Low Khey - Never Trust A Cyborg (Comic Sans Records)


Mastering by Saif Bari

Graphic Design by Virgile Flores & Cestainsi
Distribution by Bigwax

Tracklist :
A1 Never Trust A Cyborg
A2 Control X
A3 Huta Vibz
A4 Click Of Death
A5 Proteus
B1 Homos Estivus
B2 Cyborgs Faking Emotions
B3 Ying Yang
B4 Avaton Anomias
B5 Mauvaises Herbes

After a small digital break, here is new record from the Comic Sans' vaults. First world appearance for Low Khey with 10 tracks exploring the 90-100 bpm side of experimental bass music. Call it mutant dancehall, deconstructed dub or industrial riddims, it's difficult to describe precisely in which genre the release falls. Let's just imagine that Vybz Cartels' beats met Adrian Sherwood's punk dub sound design and that the whole thing was supervised by the evil twin of DJ Python. The big space left to the drums and the precise use of robotic sound-effects give a hyper-mechanical aspect to the riddim tracks which are aired by several interludes made of weird FX making it sound like futuristic commercials for spaceships or intergalactic bitcoin exchange. The whole project has hidden references to artificial intelligence and problems that human are facing regarding the technology. The world in which Low Khey lives is dominated by machines, and mankind is having a rough time to say the least! But there is hope for our Homo Sapien friend... If only he kept in mind this simple advice : Never. Trust. A. Cyborg.

Inverted Audio Premiere:

https://inverted-audio.com/premiere-low-khey-click-of-death/

Comic Sans Records buttress their sadly limited wax offerings with a hefty plate from Low Khey, sitting comfortably alongside the label’s outstanding left-of-centre material.

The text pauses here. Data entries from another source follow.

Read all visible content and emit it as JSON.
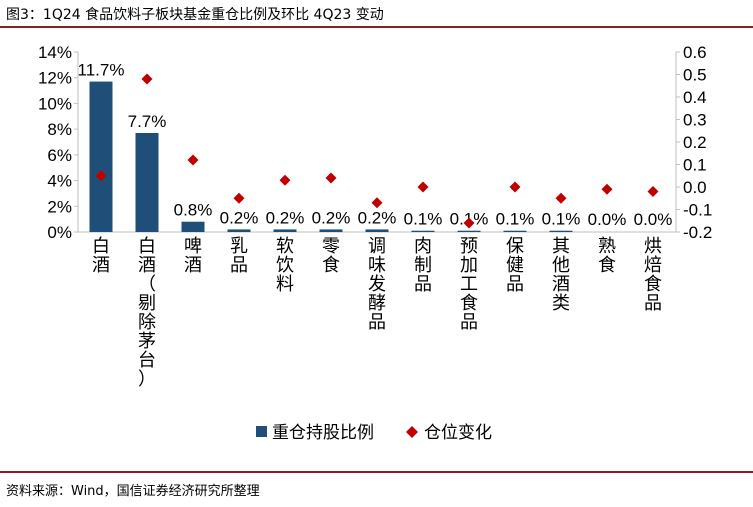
{
  "figure": {
    "title": "图3：1Q24 食品饮料子板块基金重仓比例及环比 4Q23 变动",
    "source": "资料来源：Wind，国信证券经济研究所整理"
  },
  "colors": {
    "bar": "#1f4e79",
    "marker": "#c00000",
    "rule": "#8a1c22",
    "axis": "#bfbfbf"
  },
  "chart_data": {
    "type": "bar",
    "title": "",
    "grid": false,
    "legend_position": "bottom",
    "categories": [
      "白酒",
      "白酒（剔除茅台）",
      "啤酒",
      "乳品",
      "软饮料",
      "零食",
      "调味发酵品",
      "肉制品",
      "预加工食品",
      "保健品",
      "其他酒类",
      "熟食",
      "烘焙食品"
    ],
    "series": [
      {
        "name": "重仓持股比例",
        "type": "bar",
        "axis": "left",
        "values": [
          11.7,
          7.7,
          0.8,
          0.2,
          0.2,
          0.2,
          0.2,
          0.1,
          0.1,
          0.1,
          0.1,
          0.0,
          0.0
        ],
        "labels": [
          "11.7%",
          "7.7%",
          "0.8%",
          "0.2%",
          "0.2%",
          "0.2%",
          "0.2%",
          "0.1%",
          "0.1%",
          "0.1%",
          "0.1%",
          "0.0%",
          "0.0%"
        ]
      },
      {
        "name": "仓位变化",
        "type": "scatter",
        "marker": "diamond",
        "axis": "right",
        "values": [
          0.05,
          0.48,
          0.12,
          -0.05,
          0.03,
          0.04,
          -0.07,
          0.0,
          -0.16,
          0.0,
          -0.05,
          -0.01,
          -0.02
        ]
      }
    ],
    "y_left": {
      "min": 0,
      "max": 14,
      "step": 2,
      "unit": "%",
      "ticks": [
        "0%",
        "2%",
        "4%",
        "6%",
        "8%",
        "10%",
        "12%",
        "14%"
      ]
    },
    "y_right": {
      "min": -0.2,
      "max": 0.6,
      "step": 0.1,
      "ticks": [
        "-0.2",
        "-0.1",
        "0.0",
        "0.1",
        "0.2",
        "0.3",
        "0.4",
        "0.5",
        "0.6"
      ]
    }
  }
}
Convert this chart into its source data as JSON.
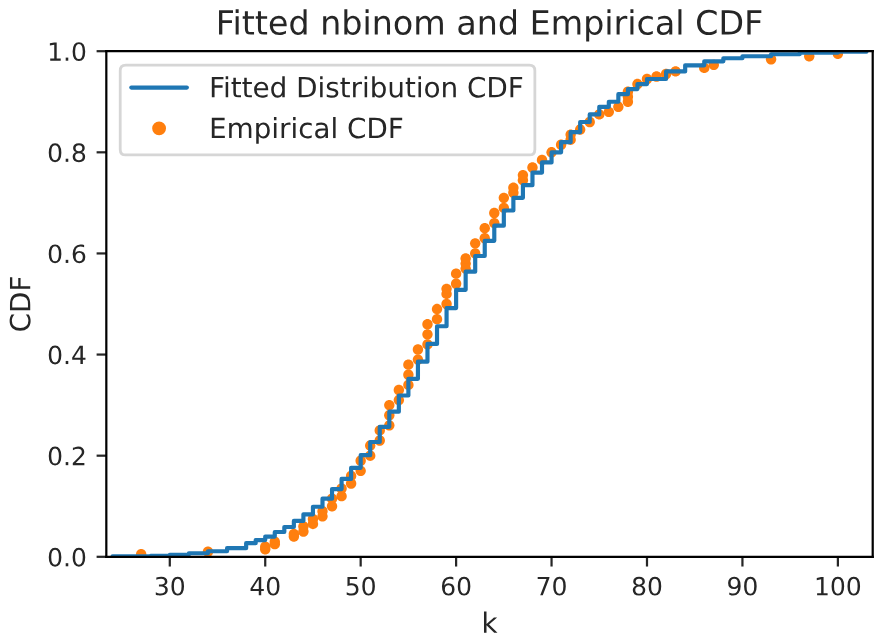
{
  "chart_data": {
    "type": "step",
    "title": "Fitted nbinom and Empirical CDF",
    "xlabel": "k",
    "ylabel": "CDF",
    "xlim": [
      23.35,
      103.65
    ],
    "xticks": [
      30,
      40,
      50,
      60,
      70,
      80,
      90,
      100
    ],
    "ylim": [
      0,
      1
    ],
    "yticks": [
      {
        "value": 0,
        "label": "0.0"
      },
      {
        "value": 0.2,
        "label": "0.2"
      },
      {
        "value": 0.4,
        "label": "0.4"
      },
      {
        "value": 0.6,
        "label": "0.6"
      },
      {
        "value": 0.8,
        "label": "0.8"
      },
      {
        "value": 1,
        "label": "1.0"
      }
    ],
    "grid": false,
    "legend": "top left",
    "series": [
      {
        "name": "Fitted Distribution CDF",
        "color": "#1f77b4",
        "marker": "none",
        "line_style": "solid",
        "x": [
          24,
          26,
          28,
          30,
          32,
          34,
          36,
          38,
          39,
          40,
          41,
          42,
          43,
          44,
          45,
          46,
          47,
          48,
          49,
          50,
          51,
          52,
          53,
          54,
          55,
          56,
          57,
          58,
          59,
          60,
          61,
          62,
          63,
          64,
          65,
          66,
          67,
          68,
          69,
          70,
          71,
          72,
          73,
          74,
          75,
          76,
          77,
          78,
          79,
          80,
          82,
          84,
          86,
          88,
          90,
          93,
          96,
          100,
          103
        ],
        "values": [
          0.001,
          0.001,
          0.002,
          0.004,
          0.007,
          0.011,
          0.017,
          0.027,
          0.033,
          0.04,
          0.049,
          0.059,
          0.071,
          0.084,
          0.099,
          0.115,
          0.134,
          0.154,
          0.176,
          0.201,
          0.227,
          0.257,
          0.287,
          0.319,
          0.352,
          0.386,
          0.421,
          0.456,
          0.492,
          0.528,
          0.564,
          0.595,
          0.625,
          0.655,
          0.685,
          0.71,
          0.735,
          0.76,
          0.78,
          0.8,
          0.82,
          0.84,
          0.86,
          0.875,
          0.89,
          0.9,
          0.915,
          0.925,
          0.935,
          0.945,
          0.96,
          0.972,
          0.98,
          0.986,
          0.99,
          0.994,
          0.997,
          0.999,
          1.0
        ]
      },
      {
        "name": "Empirical CDF",
        "type": "scatter",
        "color": "#ff7f0e",
        "marker": "circle",
        "x": [
          27,
          34,
          40,
          40,
          41,
          41,
          43,
          43,
          44,
          44,
          45,
          45,
          46,
          46,
          47,
          47,
          48,
          48,
          49,
          49,
          50,
          50,
          51,
          51,
          52,
          52,
          53,
          53,
          53,
          54,
          54,
          55,
          55,
          55,
          56,
          56,
          57,
          57,
          57,
          58,
          58,
          59,
          59,
          59,
          60,
          60,
          61,
          61,
          61,
          62,
          62,
          63,
          63,
          64,
          64,
          65,
          65,
          66,
          66,
          67,
          67,
          68,
          69,
          70,
          71,
          72,
          72,
          73,
          74,
          75,
          76,
          77,
          78,
          78,
          78,
          79,
          80,
          81,
          82,
          83,
          86,
          87,
          93,
          97,
          100
        ],
        "values": [
          0.005,
          0.01,
          0.015,
          0.02,
          0.025,
          0.03,
          0.04,
          0.045,
          0.05,
          0.06,
          0.065,
          0.075,
          0.08,
          0.09,
          0.1,
          0.115,
          0.12,
          0.135,
          0.145,
          0.16,
          0.17,
          0.19,
          0.2,
          0.22,
          0.23,
          0.25,
          0.26,
          0.28,
          0.3,
          0.31,
          0.33,
          0.34,
          0.36,
          0.38,
          0.39,
          0.41,
          0.42,
          0.44,
          0.46,
          0.47,
          0.49,
          0.5,
          0.52,
          0.53,
          0.54,
          0.56,
          0.57,
          0.58,
          0.59,
          0.6,
          0.62,
          0.63,
          0.65,
          0.66,
          0.68,
          0.69,
          0.71,
          0.72,
          0.73,
          0.745,
          0.755,
          0.77,
          0.785,
          0.8,
          0.815,
          0.825,
          0.835,
          0.845,
          0.86,
          0.875,
          0.88,
          0.89,
          0.9,
          0.91,
          0.92,
          0.935,
          0.945,
          0.95,
          0.955,
          0.96,
          0.967,
          0.973,
          0.984,
          0.99,
          0.995
        ]
      }
    ]
  }
}
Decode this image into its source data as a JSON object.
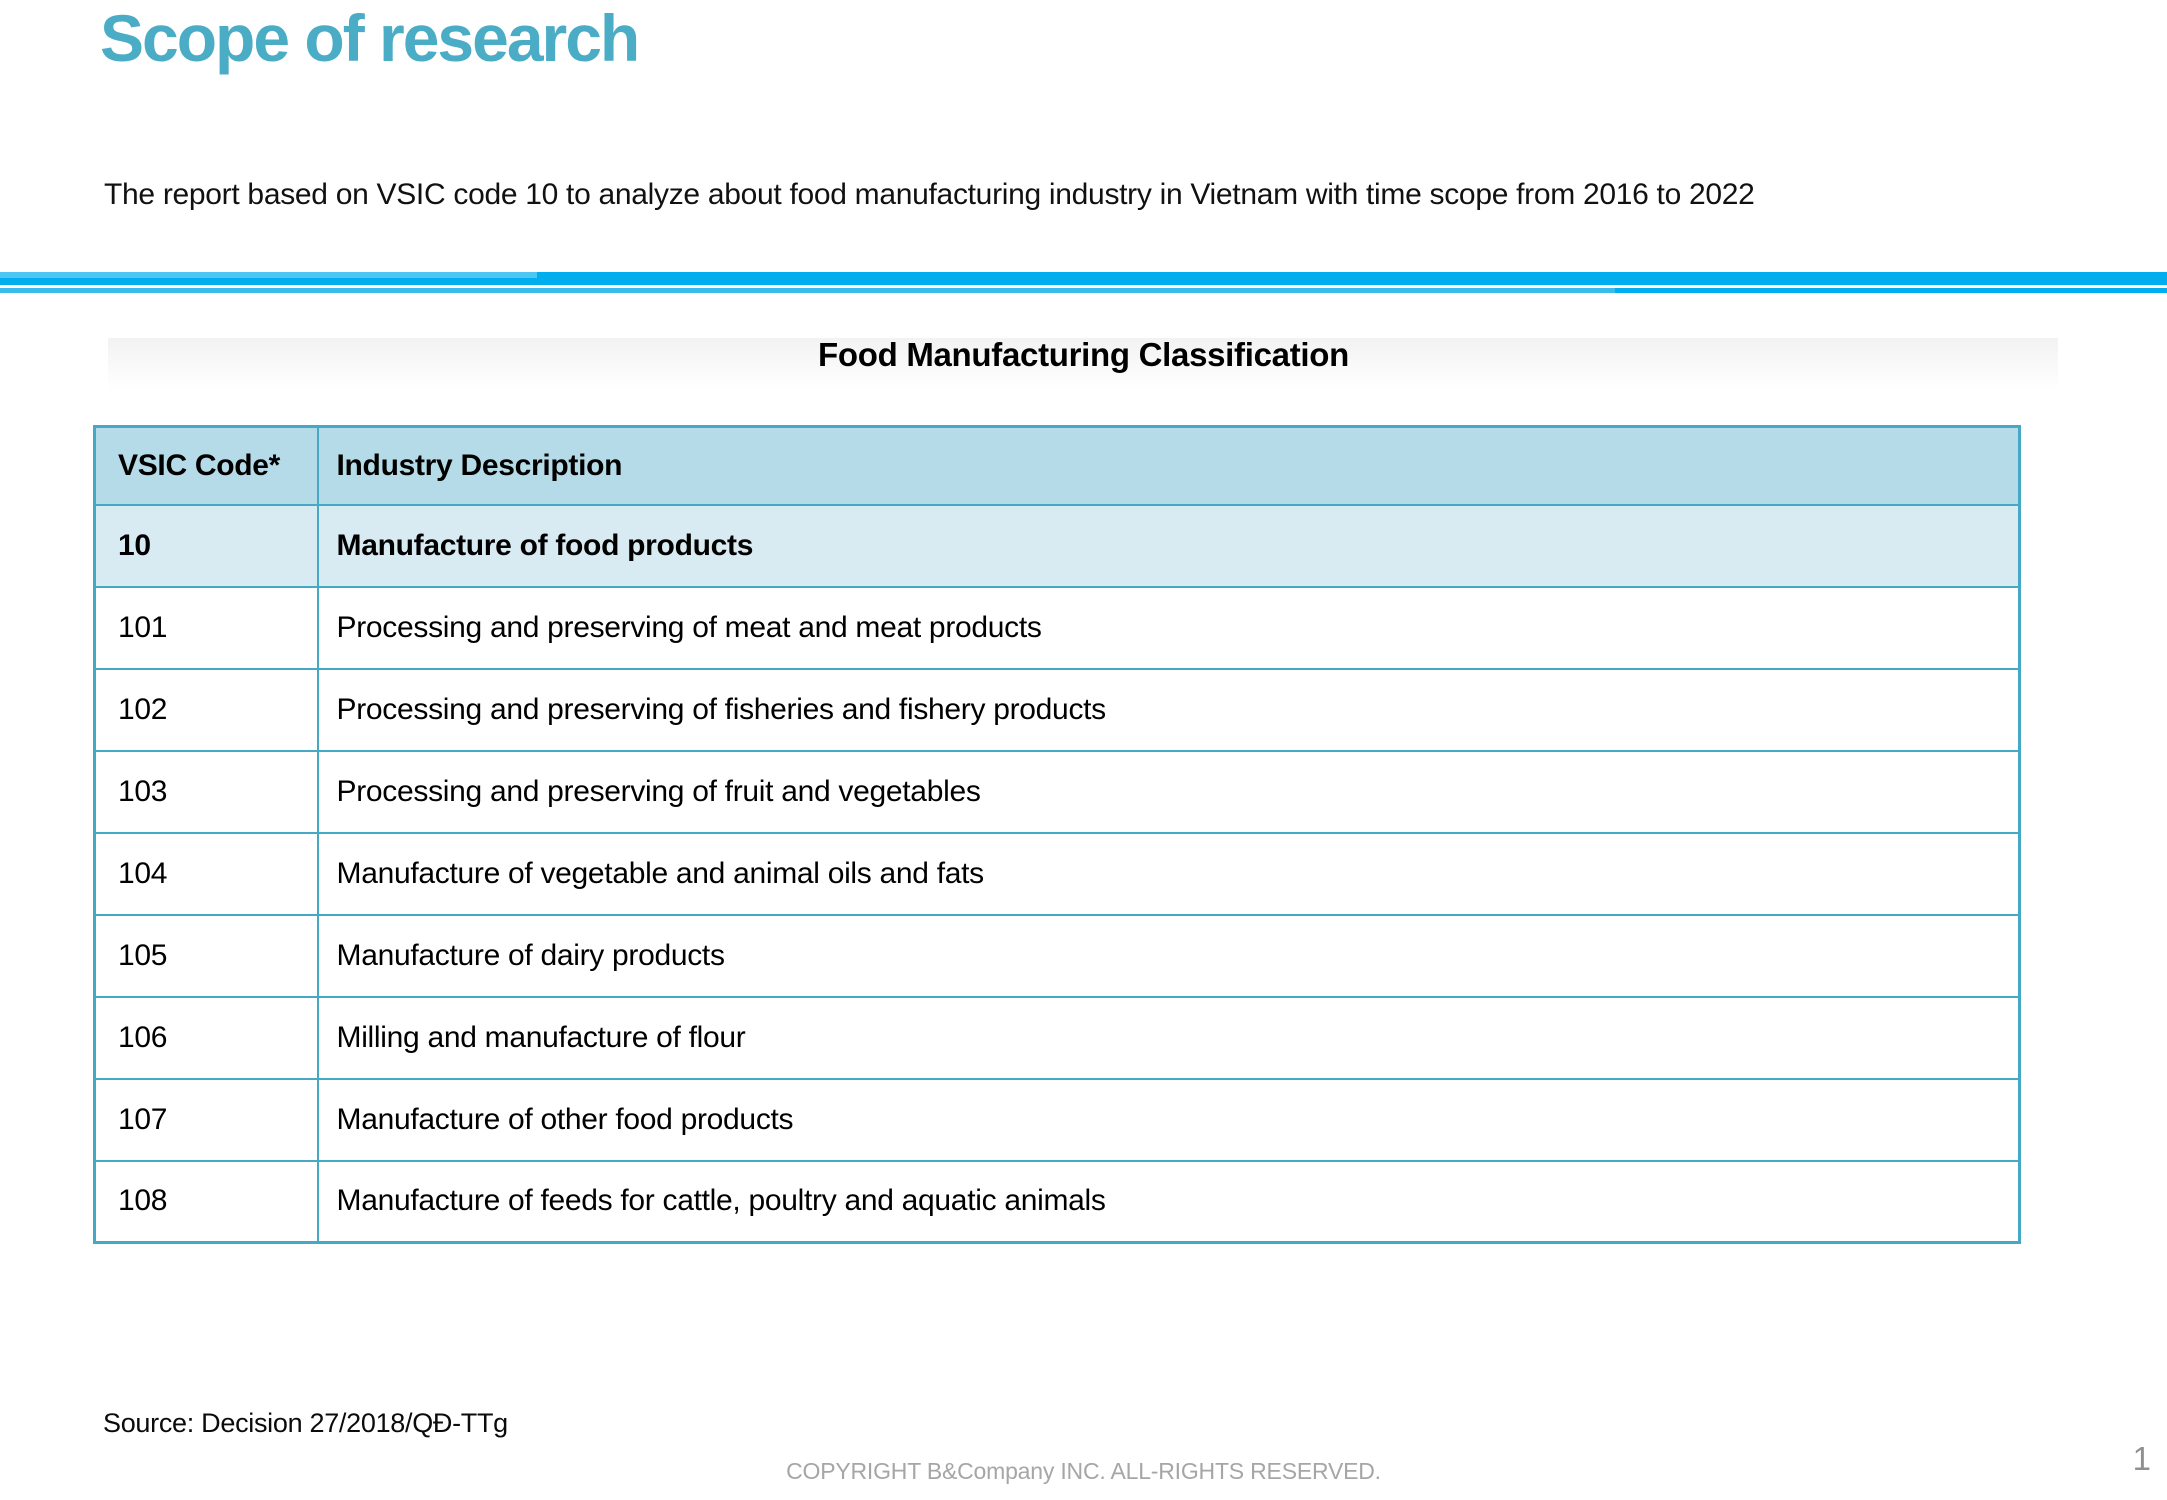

The Lyon-based label’s disdain for the austere and serious is back to regular levels after the somewhat wistful ambient release from Netsh, and as much as we loved that slight detour into deeper, more soulful sounds, we’re happy the label is back at what it does best — twisted bass music with a healthy pinch of fun thrown in.

Never Trust A Cyborg‘ stretches the imagination towards malevolent robotics and morphing dance music. Warped extracts sitting at circa 100 BPM, all the tracks therein are jumpy cybernetic slices of material that’ll worm their way into your sets as smoothly as they find their way into your mind’s internal playlist.

Click Of Death‘ is an early killer track in the release; sub-straining basslines keep robotic drums in fluid motion throughout their four-minute strut, letting up only briefly, and only then to soak the listener in over-processed vocals, inna dub FX style. Thick and groovy throughout, Low Khey’s entered into the Comic Sans Records’ Hall of Fame with this album.

Resident Advisor Review:

https://ra.co/reviews/25431

Dub, dancehall, industrial and ambient, all with a cyberpunk twist.

Over the last few years, Lyon's Comic Sans Records has released a consistent streak of outlandish, Gallic-infused electronic transmissions. Permeating both the sonic and visual realms of the label is an underlying magnetism to technology and futuristic dystopias. With each new release, Comic Sans' system upgrades and showcases both a more refined yet corrupted version of its insular cosmos. Low Khey is the natural next step of this mechanized evolution. The project, of which details have been kept strictly under wraps, emerges after a brief period of digital hiatus by the label—a messianic arrival in the form of Never Trust A Cyborg. The release has an hermetic, self-contained quality in both its sound and themes, a calculated and striking execution that is reflected through its ten tracks. The whole project, from the sounds and samples used, to the tracks' lengths, focuses on short, digestible formats. Each element is finely tuned to a precise and highly technical standard, eradicating any form of fat or pleasantries. Here be experimentations in genres contiguous to bass, lingering around the 90-100 BPM mark and manifesting Low Khey's craftsmanship in beat-making. It's a patchwork of hybrid sounds that seem to capture the essence of a possible future in which AI has taken over. After the title track, which features terrified vocals and video game sounds, humans seem to disappear from the release, leaving ample space for intricate beats and the mutterings of distant androids. What would a cyborg listen to in this reality? "Proteus" suggests the gurgles of mechanical fauna. "Ying Yang" is a textured audio exploration that sounds like a revving wipE'out" anti-grav ship. "Huta Vibz" and "Click Of Death" look to warmer climates with their dancehall-inspired beats. The sanitised industrial loops of "Control X" recall Pretty Hate Machine-era Nine Inch Nails. Low Khey's brio shines through on "Homos Festivus," with its luscious synths and softer beat counterbalanced by mechanical siren yelps. Referencing essayist Philippe Muray's homo festivus, a being totally devoted to pleasure and its own personal fulfillment, the track lets you peer into Low Khey's grinning humanity; alas, it's only the uncanny valley smile of a robotic entity.